A records review was carried out for patients presenting with recurrent shoulder instability to a specialist shoulder service between 1983 and 2003. A total of 875 patient notes were reviewed and within this group 1057 shoulders were identified with recurrent shoulder instability. Clinically apparent abnormal muscle patterning shoulder instability was seen in 526 shoulders (49.7%). Fine wire EMG was requested in 140 shoulders (130 patients) with suspected, subclinical or clinically complex muscle patterning. There were a total of 67 females and 63 males with a median age of 22 years. A total of 83 right shoulders and 47 left shoulders were tested. There were 10 bilateral cases. A total of 131 shoulders were analysed as nine patients failed to complete the test. The majority of patients had an atraumatic history to their instability.

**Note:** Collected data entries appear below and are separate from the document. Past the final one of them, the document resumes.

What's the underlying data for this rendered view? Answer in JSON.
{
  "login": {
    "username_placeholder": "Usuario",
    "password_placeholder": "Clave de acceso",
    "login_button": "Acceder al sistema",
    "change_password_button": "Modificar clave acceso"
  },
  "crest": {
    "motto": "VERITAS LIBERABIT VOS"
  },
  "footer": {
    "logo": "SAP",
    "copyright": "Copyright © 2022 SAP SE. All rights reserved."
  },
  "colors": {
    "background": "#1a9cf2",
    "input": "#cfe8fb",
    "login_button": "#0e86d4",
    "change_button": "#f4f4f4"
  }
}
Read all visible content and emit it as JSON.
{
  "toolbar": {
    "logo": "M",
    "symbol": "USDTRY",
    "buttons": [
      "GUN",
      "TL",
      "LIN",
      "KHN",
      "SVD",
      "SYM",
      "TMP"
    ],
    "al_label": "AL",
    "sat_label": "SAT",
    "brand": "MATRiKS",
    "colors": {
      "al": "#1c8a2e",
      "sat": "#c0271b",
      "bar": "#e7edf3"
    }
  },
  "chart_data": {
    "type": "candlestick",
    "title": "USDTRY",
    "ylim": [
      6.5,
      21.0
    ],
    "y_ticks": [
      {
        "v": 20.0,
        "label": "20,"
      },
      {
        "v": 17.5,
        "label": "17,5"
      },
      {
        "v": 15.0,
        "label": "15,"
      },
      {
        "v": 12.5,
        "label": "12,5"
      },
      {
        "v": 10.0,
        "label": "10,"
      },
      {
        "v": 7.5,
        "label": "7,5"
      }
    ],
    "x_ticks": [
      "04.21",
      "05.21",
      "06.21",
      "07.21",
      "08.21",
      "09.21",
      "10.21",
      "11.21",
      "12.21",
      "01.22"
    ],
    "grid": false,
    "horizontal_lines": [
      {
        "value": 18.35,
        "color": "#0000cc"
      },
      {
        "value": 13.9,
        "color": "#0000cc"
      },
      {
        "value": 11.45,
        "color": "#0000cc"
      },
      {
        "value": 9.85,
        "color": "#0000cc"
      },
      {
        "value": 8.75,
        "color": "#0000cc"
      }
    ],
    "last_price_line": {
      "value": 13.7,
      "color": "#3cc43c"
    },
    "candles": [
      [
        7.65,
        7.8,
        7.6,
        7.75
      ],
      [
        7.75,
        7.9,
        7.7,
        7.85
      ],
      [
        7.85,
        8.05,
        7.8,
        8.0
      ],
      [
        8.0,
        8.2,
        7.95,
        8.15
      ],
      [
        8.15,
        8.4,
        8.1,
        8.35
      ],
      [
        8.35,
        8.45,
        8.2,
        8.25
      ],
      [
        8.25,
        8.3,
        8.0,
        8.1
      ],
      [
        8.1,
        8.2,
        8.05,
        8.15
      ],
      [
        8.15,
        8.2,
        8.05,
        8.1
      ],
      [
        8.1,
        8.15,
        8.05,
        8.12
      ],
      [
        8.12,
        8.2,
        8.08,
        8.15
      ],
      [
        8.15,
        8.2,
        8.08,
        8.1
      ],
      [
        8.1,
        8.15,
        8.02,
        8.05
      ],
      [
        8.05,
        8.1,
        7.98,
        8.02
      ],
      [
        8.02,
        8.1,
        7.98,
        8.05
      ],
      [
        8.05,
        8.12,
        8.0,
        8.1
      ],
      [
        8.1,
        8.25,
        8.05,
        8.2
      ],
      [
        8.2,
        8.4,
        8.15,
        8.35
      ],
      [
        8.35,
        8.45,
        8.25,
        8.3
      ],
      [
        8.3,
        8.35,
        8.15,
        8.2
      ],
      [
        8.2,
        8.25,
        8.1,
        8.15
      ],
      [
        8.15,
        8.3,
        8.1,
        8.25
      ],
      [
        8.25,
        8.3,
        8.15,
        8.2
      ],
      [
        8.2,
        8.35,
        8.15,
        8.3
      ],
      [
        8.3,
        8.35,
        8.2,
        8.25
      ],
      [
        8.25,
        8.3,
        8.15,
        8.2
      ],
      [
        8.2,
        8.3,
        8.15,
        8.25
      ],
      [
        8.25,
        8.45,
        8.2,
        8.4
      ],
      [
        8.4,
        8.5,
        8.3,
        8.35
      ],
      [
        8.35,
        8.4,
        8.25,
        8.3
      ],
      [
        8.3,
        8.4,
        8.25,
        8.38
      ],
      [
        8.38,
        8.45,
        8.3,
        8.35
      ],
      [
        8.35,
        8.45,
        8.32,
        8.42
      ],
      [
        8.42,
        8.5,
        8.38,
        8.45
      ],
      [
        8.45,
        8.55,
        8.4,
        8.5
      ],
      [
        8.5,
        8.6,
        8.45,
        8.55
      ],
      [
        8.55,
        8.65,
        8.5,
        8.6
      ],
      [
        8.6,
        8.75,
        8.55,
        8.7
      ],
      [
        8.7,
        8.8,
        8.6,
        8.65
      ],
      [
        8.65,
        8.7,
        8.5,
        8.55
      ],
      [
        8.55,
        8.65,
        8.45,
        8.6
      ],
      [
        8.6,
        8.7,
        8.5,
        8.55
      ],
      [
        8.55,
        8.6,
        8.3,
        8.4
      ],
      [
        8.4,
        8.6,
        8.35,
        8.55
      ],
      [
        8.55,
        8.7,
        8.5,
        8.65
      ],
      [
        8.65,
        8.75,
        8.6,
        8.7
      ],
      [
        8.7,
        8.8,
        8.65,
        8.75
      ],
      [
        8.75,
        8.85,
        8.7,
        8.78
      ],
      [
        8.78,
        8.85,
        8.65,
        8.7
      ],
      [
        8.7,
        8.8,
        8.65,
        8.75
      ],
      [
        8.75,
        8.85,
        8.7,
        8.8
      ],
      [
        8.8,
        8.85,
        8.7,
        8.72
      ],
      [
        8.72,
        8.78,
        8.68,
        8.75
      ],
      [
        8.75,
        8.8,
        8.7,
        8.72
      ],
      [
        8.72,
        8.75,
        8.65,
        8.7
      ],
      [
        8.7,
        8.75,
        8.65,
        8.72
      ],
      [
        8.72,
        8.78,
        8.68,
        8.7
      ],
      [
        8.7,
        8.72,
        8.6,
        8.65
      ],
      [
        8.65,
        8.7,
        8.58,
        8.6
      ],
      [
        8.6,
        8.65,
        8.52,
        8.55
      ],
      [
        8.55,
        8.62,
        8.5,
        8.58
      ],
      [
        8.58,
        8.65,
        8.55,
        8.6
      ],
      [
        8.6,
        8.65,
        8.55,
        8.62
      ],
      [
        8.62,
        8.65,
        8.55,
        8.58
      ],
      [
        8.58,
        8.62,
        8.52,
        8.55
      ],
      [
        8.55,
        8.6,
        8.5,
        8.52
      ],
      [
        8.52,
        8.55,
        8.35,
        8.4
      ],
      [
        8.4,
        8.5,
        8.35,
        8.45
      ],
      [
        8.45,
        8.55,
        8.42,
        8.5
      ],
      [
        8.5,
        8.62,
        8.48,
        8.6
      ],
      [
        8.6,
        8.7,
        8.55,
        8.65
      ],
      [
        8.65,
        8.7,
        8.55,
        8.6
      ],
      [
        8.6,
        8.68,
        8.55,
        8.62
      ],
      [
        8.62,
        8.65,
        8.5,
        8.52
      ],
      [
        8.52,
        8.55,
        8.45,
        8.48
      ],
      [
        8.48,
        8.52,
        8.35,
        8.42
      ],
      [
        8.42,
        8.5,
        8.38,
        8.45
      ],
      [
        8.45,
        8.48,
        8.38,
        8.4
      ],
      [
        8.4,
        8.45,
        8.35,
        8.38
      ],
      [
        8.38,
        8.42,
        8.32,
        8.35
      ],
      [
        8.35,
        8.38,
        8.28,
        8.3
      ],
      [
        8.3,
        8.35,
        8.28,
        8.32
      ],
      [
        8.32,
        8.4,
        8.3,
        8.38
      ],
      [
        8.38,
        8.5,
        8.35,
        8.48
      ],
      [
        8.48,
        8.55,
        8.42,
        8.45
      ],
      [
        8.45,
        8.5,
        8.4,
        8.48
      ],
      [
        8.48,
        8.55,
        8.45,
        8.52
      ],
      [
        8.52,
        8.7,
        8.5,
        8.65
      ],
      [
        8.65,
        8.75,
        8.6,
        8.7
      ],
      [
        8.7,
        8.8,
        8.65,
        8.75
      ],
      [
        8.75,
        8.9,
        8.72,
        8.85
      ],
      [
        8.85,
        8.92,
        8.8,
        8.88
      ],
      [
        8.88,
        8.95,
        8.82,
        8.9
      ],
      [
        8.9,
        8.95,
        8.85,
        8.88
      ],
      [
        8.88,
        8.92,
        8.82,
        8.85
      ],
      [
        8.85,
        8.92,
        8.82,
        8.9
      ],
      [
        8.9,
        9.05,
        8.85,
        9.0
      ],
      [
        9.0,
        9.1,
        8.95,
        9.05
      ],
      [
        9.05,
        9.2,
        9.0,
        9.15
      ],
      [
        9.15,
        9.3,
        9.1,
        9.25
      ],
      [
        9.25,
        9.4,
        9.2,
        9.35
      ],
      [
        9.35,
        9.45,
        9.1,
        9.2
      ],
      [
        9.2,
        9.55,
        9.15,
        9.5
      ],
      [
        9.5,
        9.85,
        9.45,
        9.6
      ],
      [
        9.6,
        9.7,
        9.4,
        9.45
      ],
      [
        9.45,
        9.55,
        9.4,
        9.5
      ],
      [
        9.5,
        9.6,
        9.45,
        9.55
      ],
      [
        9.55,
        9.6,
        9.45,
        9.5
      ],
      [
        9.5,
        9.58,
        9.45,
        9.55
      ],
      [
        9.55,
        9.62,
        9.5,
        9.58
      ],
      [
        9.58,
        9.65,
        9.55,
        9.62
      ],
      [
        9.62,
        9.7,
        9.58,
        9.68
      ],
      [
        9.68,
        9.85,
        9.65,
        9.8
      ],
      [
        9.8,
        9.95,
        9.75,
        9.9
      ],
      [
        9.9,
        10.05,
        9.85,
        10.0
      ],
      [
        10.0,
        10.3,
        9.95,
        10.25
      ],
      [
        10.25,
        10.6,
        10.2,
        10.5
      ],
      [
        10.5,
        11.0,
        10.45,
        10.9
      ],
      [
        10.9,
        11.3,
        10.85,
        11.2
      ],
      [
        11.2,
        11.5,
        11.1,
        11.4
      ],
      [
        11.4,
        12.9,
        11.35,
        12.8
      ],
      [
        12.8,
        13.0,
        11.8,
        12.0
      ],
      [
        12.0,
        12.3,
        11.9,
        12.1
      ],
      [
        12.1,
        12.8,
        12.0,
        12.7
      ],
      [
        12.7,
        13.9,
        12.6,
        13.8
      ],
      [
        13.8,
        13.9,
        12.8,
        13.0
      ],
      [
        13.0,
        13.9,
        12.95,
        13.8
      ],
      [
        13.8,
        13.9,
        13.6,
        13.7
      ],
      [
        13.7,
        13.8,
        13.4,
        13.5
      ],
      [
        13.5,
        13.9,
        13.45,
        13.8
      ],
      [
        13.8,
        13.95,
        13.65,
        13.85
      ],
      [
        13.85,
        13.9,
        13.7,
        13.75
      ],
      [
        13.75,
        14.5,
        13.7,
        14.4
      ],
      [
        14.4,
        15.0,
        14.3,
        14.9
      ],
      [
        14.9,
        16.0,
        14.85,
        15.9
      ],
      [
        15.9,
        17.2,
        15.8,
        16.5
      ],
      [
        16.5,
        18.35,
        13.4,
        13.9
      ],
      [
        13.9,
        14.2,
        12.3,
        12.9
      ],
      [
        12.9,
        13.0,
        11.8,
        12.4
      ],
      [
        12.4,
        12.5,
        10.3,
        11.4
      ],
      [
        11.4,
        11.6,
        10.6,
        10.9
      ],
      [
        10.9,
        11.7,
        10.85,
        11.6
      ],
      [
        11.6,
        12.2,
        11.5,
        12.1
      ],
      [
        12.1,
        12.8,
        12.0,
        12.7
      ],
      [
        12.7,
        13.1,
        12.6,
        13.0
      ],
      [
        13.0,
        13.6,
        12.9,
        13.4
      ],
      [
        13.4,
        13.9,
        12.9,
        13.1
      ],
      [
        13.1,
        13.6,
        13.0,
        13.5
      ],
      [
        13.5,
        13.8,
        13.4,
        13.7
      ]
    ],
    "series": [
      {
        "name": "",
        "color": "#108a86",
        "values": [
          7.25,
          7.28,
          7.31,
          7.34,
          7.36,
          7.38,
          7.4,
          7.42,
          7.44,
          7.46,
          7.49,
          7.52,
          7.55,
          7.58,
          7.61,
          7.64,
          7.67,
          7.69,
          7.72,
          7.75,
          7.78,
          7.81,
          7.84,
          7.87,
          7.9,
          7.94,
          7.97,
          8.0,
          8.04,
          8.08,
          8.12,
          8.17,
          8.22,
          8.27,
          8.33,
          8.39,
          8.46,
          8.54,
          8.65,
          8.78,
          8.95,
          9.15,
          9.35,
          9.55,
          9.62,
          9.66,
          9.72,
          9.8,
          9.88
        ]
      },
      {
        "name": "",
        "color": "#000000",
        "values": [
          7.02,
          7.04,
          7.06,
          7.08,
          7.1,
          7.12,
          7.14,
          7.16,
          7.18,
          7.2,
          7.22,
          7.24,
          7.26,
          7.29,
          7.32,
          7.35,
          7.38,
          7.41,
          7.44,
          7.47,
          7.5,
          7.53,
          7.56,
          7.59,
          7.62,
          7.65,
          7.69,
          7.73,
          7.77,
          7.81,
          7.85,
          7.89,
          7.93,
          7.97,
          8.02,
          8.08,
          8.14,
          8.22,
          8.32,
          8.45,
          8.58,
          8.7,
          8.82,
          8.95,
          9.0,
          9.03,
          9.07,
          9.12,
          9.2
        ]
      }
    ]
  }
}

Clinical assessment of muscle patterning was made by the senior orthopedic consultant through observation of movement, displacements of the GHJ, scapular dyskinesia, and palpating abnormal muscle tone. The direction of instability was assessed using the standard apprehensive and draw tests for instability, or was clearly visible as the patient performed active movements. In addition, for some cases a diagnostic arthroscopy was performed which indicated characteristic features which further confirmed the direction of instability.

Electromyography equipment and procedure

A dual needle insertion technique was used where pairs of fine wires custom made of tungsten and coated with Teflon (diameter = 0.050 mm) were inserted intramuscularly, using one hypodermic needle for each wire with an interelectrode distance of about 1 cm. [21] The Teflon insulation (0.0125 mm thick) was removed from a length of approximately 2 mm at the intramuscular end, and about 20 mm at the other end. Connecting cables joined the wires with a differential preamplifier of a 4 channel EMG machine (Sapphire 2, Medilec, UK). Single, unrectified sweeps lasting 10 s were recorded from four muscles simultaneously. Signals were collected and were printed out for later analysis.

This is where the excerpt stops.